Kanlı Kurt Dağı, 1 Kasım 1936’da Çin sinemalarında gösterime girdiğinde kalıcı bir etki yaratacağı düşünülmüyordu.
Film, kanlı kurtlar tarafından kuşatılan bir köyün hikayesini anlatıyordu. Görünüşte basit bir korku filmi olarak değerlendirilen yapım, Japonya’nın Mançurya’yı işgali için ince bir alegori olarak yorumlandı.
Ancak film, katıldığı oyuncular arasında bir yıldız doğumuna vesile oldu.
Bu aktris, sahnedeki diğer oyuncuları gölgede bırakan Li Lili’ydi; o, Çin’in en çok sevilen aktrislerinden biri haline geldi.
Ancak Li’nin başarısı, onunla birlikte rol alan Lan Pang için kötü bir haber oldu.
Bir sonraki yıl Şanghay’dan ayrılan Lan, ismini Jiang Qing olarak değiştirdi ve sıkı bir komünist haline geldi.
Parti lideri Mao Zedong ile tanışıp evlendi, ancak Mao zaten evliydi.
Başlangıçta siyasi güç kullanması yasak olmasına rağmen, Jiang, Komünist Parti içinde güçlü bir figür haline geldi.
Kendi sözleriyle, kocasının “saldırı köpeği” oldu.

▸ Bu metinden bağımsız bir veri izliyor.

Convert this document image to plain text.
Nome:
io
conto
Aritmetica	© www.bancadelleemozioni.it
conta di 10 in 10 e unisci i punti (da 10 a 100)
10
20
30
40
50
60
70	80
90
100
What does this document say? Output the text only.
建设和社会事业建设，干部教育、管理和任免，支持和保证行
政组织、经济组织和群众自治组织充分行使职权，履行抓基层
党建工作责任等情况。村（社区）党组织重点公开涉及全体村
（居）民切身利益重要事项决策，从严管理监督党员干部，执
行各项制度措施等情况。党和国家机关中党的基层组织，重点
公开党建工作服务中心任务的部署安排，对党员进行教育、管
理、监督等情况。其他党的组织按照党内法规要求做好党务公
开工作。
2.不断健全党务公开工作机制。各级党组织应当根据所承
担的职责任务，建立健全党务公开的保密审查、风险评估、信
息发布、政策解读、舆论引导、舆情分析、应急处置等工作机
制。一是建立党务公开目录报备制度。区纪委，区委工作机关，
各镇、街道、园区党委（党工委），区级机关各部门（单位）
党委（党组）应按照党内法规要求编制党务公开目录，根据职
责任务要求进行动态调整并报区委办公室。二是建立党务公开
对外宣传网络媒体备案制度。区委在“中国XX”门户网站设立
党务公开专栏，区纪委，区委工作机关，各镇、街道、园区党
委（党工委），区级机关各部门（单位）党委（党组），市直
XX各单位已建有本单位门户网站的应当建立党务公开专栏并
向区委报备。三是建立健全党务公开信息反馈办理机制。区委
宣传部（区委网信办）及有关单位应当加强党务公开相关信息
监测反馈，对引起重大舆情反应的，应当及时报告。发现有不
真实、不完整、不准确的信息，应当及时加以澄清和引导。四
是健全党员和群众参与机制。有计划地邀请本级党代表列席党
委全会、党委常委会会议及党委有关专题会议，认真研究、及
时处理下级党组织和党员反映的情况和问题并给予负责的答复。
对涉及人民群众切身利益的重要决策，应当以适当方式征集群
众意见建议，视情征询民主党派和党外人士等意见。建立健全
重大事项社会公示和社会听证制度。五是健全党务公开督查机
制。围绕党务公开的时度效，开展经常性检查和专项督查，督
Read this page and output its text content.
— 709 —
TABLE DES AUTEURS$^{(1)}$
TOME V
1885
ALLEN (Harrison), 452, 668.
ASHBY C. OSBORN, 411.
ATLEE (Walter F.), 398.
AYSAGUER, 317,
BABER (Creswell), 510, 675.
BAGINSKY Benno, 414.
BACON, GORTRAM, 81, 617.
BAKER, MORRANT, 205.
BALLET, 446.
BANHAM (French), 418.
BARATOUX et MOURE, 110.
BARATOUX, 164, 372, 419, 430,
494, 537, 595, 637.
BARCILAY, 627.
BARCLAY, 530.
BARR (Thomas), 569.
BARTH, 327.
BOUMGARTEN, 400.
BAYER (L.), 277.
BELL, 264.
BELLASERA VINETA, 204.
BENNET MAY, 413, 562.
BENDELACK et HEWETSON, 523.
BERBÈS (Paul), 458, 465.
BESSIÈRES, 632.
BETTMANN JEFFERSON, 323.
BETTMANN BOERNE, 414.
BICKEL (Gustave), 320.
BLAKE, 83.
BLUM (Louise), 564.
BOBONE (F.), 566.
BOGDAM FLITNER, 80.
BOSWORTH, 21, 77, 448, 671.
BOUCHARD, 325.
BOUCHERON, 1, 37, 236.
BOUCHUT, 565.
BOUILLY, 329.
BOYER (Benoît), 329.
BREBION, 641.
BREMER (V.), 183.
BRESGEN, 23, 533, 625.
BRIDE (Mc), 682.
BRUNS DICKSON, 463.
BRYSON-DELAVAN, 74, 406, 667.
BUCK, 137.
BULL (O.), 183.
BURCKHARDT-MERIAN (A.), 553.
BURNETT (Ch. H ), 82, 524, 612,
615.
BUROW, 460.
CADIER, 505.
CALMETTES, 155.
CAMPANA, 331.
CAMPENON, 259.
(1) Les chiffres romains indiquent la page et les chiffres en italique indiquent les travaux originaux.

Kültürel Devrim sırasında, parti yetkililerinin ve ailelerinin tutuklanması, işkence edilmesi ve hatta öldürülmesi için planlar yaptı.
Jiang’ın nefretinin hedefi sadece mevcut rakipleriyle sınırlı değildi.
Jiang’ın emirleri doğrultusunda, Li Lili ve eşi ihanetle suçlandı ve işkenceye uğradı.
Li’nin kafası devrimci Kızıl Muhafızlar tarafından traş edildi.
Bu arada, eşi işkence altında hayatını kaybetti ve cesedi ailesine teslim edilmedi; sadece gözlükleri geri verildi.
Jiang, devlet politikalarındaki güçlü konumuna rağmen, Çin halkı arasında pek sevilmedi.
Mao’nun ölümünden bir ay geçmeden Jiang tutuklandı.
Altı haftalık tartışmalı bir televizyon davasının ardından ölüm cezasına çarptırıldı.
Cezası indirilse de, hayatının büyük bir kısmını hapiste geçirdi.
1991’de intihar etti ve cenazesi yapılmadı.
Bu yıl, Li Lili, Çin Sinema Sanatları Akademisi tarafından onur ödülü aldı.
Çin sinemasının sessiz döneminin son yaşayan yıldızı olan Li, 2005 yılında kalp krizi nedeniyle 90 yaşında hayatını kaybetti.